Chicken coops push antibiotic resistance

The research, led by a team at Washington University School of Medicine in St. Louis, is published in Nature. From chicken coops and composting latrines to sewage treatment plants and city parks, a new study conducted in El Salvador and Peru identifies places where people are likely to encounter bacteria that can transmit antibiotic resistance.

The scientists surveyed bacteria and their capacity to resist antibiotics in a rural village in El Salvador and a densely populated slum on the outskirts of Lima, Peru. In both communities, the researchers identified areas ripe for bacteria to shuffle and share their resistance genes. These hot spots of potential resistance transmission included chicken coops in the rural village and a modern wastewater treatment plant outside Lima.

“Bacteria can do this weird thing that we can’t: exchange DNA directly between unrelated organisms,” said senior author Gautam Dantas, PhD, an associate professor of pathology and immunology. “That means it’s relatively easy for disease-causing bacteria that are treatable with antibiotics to become resistant to those antibiotics quickly. If these bacteria happen to come into contact with other microbes that carry resistance genes, those genes can pop over in one step. We estimate that such gene-transfer events are generally rare, but they are more likely to occur in these hot spots we identified.”

While the study was done in developing parts of the world, Dantas suggested ways the data could be relevant for the U.S. and other industrialized countries. If the chicken coops of subsistence farmers are hot spots of resistance gene transfer, he speculated that bacteria present in industrial farming operations – where chickens regularly receive antibiotics – would see even more pressure to share resistance genes. Dantas expressed concern about such bacteria getting into the food system. Further, the wastewater treatment facility the investigators studied in Lima is a modern design that uses technologies typical of such facilities around the world, including those in the U.S., suggesting these plants may be hot spots of antibiotic resistance transmission regardless of their locations.

The study is the first to survey the landscape of bacteria and the genetics of their resistance across multiple aspects of an environment, including the people, their animals, the water supply, the surrounding soil, and samples from the sanitation facilities. While the densely populated slum surrounding Lima has a districtwide sewage system and modern wastewater treatment plant, the village in El Salvador has composting latrines.

Rural villagers who rely on subsistence farming, and residents of densely populated, low-income communities surrounding cities make up a majority of the global population; yet their microbiomes are largely unstudied. Most similar studies to date have focused on heavily industrialized populations in the United States and Europe and on rare and so-called pristine communities of people living a traditional hunter-gatherer lifestyle.

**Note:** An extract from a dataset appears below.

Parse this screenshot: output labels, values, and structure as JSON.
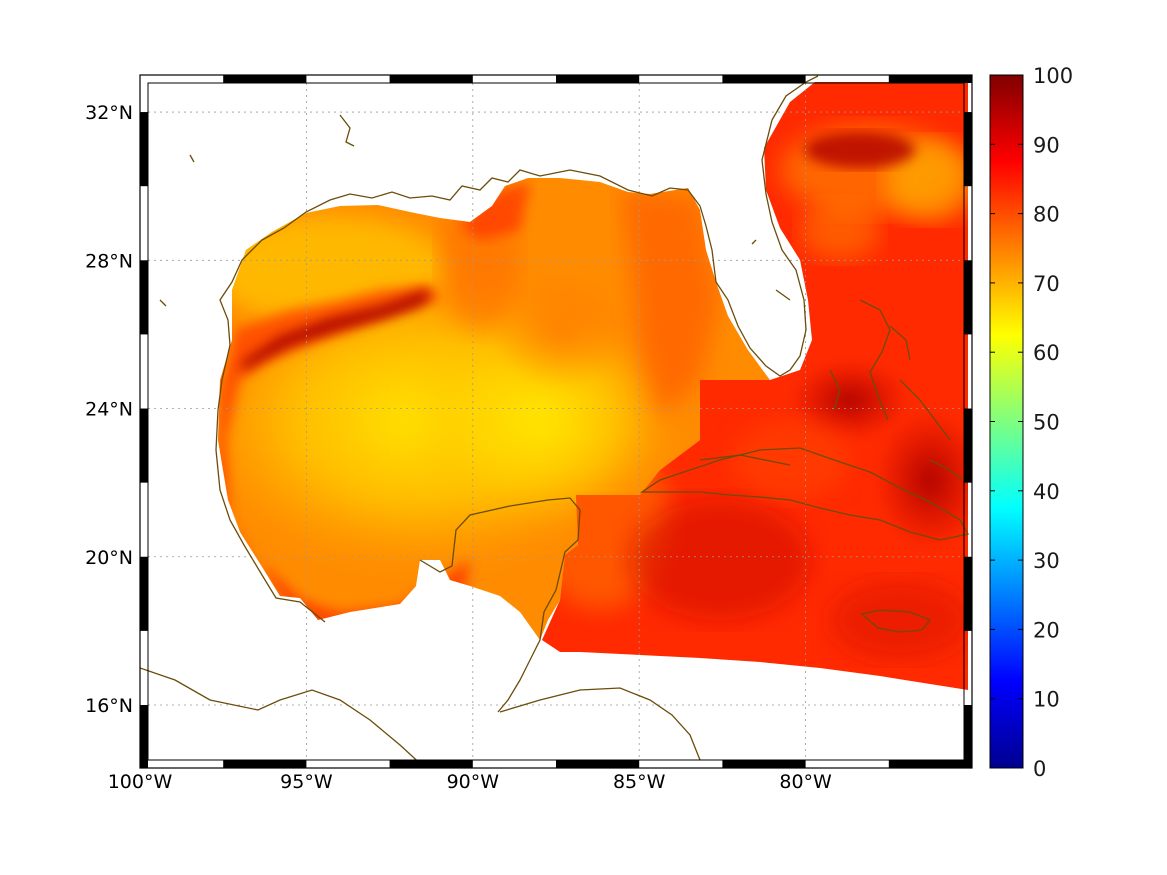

“Not only do the communities in our study serve as models for how most people live, they also represent areas of highest antibiotic use,” Dantas said. “Access to these drugs is over-the-counter in many low-income countries. Since no prescription is required, we expect antibiotic use in these areas to be high, putting similarly high pressure on bacteria to develop resistance to these drugs.”

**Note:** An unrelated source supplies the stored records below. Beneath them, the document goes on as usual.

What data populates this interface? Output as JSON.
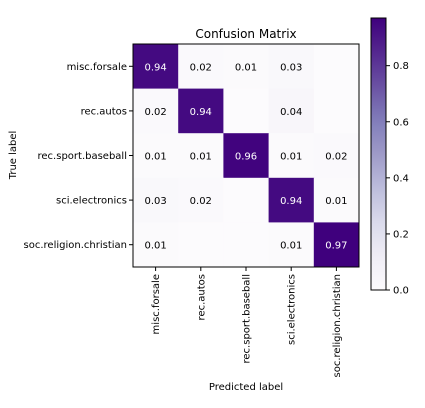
{
  "chart_data": {
    "type": "heatmap",
    "title": "Confusion Matrix",
    "xlabel": "Predicted label",
    "ylabel": "True label",
    "row_labels": [
      "misc.forsale",
      "rec.autos",
      "rec.sport.baseball",
      "sci.electronics",
      "soc.religion.christian"
    ],
    "col_labels": [
      "misc.forsale",
      "rec.autos",
      "rec.sport.baseball",
      "sci.electronics",
      "soc.religion.christian"
    ],
    "values": [
      [
        0.94,
        0.02,
        0.01,
        0.03,
        0.0
      ],
      [
        0.02,
        0.94,
        0.0,
        0.04,
        0.0
      ],
      [
        0.01,
        0.01,
        0.96,
        0.01,
        0.02
      ],
      [
        0.03,
        0.02,
        0.0,
        0.94,
        0.01
      ],
      [
        0.01,
        0.0,
        0.0,
        0.01,
        0.97
      ]
    ],
    "cell_labels": [
      [
        "0.94",
        "0.02",
        "0.01",
        "0.03",
        ""
      ],
      [
        "0.02",
        "0.94",
        "",
        "0.04",
        ""
      ],
      [
        "0.01",
        "0.01",
        "0.96",
        "0.01",
        "0.02"
      ],
      [
        "0.03",
        "0.02",
        "",
        "0.94",
        "0.01"
      ],
      [
        "0.01",
        "",
        "",
        "0.01",
        "0.97"
      ]
    ],
    "colormap": "Purples",
    "color_low": "#fcfbfd",
    "color_high": "#3f007d",
    "colorbar": {
      "range": [
        0.0,
        0.97
      ],
      "ticks": [
        0.0,
        0.2,
        0.4,
        0.6,
        0.8
      ],
      "tick_labels": [
        "0.0",
        "0.2",
        "0.4",
        "0.6",
        "0.8"
      ]
    },
    "grid": false
  }
}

In general, Dantas and his colleagues found that resistance genes are similar among bacteria living in similar environments, with more genetic similarity seen between bacteria in the human gut and animal guts than between the human gut and the soil, for example. In addition, the researchers also found that bacteria that are closely related to one another have similar resistance genes, which might be expected as bacteria pass their genes from one generation to the next.